SIRASIYLA HATIRLAYALIM:
2012’de ABD ve Avrupa Birliği güney Kıbrıs’taki Rus sermaye gruplarının, oligarkların etkisini kırmak için bir adım attı, bankalarda belirli rakamların üzerindeki mevduatlardan (çoğu Rus sermayedarın hesaplarından) ciddi kesintilere gidildi (hair-cut).
ABD geçen yıl güney Kıbrıs’a yıllardır uyguladığı silah ambargosunu kaldırdı ama karşılığında bundan böyle Rus savaş gemilerinin güney limanlarından ikmal YAPMAMASI güvencesi aldı ve kara paraya karşı mücadelede Rum tarafının ABD ile tam bir işbirliği yapması sözünü aldı.
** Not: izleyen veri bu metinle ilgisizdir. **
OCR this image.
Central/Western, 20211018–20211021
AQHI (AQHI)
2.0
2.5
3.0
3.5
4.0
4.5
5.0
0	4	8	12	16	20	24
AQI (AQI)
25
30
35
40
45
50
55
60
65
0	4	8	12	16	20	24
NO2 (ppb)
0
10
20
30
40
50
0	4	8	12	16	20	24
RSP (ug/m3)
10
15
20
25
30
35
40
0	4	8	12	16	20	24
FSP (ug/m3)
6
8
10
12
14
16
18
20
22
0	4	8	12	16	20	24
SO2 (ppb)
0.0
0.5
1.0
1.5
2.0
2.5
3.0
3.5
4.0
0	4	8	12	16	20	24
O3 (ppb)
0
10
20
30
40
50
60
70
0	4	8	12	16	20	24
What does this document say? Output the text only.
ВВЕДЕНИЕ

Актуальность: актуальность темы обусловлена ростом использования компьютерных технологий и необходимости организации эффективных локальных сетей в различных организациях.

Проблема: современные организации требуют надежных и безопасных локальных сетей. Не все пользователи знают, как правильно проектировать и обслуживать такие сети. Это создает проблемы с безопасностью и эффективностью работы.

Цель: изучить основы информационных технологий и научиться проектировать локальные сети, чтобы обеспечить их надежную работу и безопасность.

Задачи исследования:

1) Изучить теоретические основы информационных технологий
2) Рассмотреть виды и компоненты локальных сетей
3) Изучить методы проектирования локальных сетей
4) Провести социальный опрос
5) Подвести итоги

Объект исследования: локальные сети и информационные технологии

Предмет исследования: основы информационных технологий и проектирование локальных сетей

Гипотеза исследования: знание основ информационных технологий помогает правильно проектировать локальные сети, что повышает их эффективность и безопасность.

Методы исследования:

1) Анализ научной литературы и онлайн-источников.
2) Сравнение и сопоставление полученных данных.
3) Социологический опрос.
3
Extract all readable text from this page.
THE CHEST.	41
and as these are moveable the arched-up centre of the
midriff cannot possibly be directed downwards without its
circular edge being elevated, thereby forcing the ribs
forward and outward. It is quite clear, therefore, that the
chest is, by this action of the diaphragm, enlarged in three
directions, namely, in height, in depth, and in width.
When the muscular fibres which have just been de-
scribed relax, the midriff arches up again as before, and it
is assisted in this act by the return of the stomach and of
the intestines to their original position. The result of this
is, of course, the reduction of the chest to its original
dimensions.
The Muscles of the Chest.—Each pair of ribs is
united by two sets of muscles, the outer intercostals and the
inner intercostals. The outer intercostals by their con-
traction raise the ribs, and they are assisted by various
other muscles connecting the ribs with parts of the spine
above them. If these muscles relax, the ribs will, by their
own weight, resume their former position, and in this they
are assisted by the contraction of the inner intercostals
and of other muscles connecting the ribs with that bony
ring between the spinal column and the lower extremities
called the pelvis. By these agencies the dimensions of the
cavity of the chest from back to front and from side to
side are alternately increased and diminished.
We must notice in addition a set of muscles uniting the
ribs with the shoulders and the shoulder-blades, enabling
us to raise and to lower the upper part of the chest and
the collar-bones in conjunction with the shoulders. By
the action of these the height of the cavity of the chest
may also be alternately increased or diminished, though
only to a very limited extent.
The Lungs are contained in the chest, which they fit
Kısa bir süre önce ABD ve İngiltere güney Kıbrıs’tan bazı kişi ve şirketlere kara para bağlantıları nedeniyle yaptırım kararı uyguladığını duyurdu. Kıbrıs Rum bankacılık sektörünün ve itibarının tehlikeye girmesi nedeniyle yeni Rum lideri harekete geçti ve kaç gündür tedbir almak üzere toplantılar yapıldı.
Bugün Kıbrıs Rum lideri Hristodulidis ABD ve İngiltere’ye ilaveten Avrupa Birliği’nden de yaptırımlar bağlamında liste geleceğini duyurdu.
Güneydeki başkanlık seçimleri öncesi Hristodulidis’in Rusya ile yakınlığı ve bağlantıları ileri sürülerek Batı’nın bu isme tereddütle yaklaştığı yönünde haberler yapılmıştı. Seçilir seçilmez güney Kıbrıs’taki Rus nüfuzu konusunda adım atmak zorunda bırakılması tesadüf olmasa gerek.
Rusların güney Kıbrıs’taki yatırımları, para hareketleri ve nüfus olarak yerleşmesi ve mal satın alması başta ABD ve İngiltere olmak üzere Batı’yı ciddi şekilde rahatsız ediyor. Öte yandan bugüne kadar almış oldukları tedbirlerde ne kadar başarılı oldukları da ayrı bir tartışma konusudur.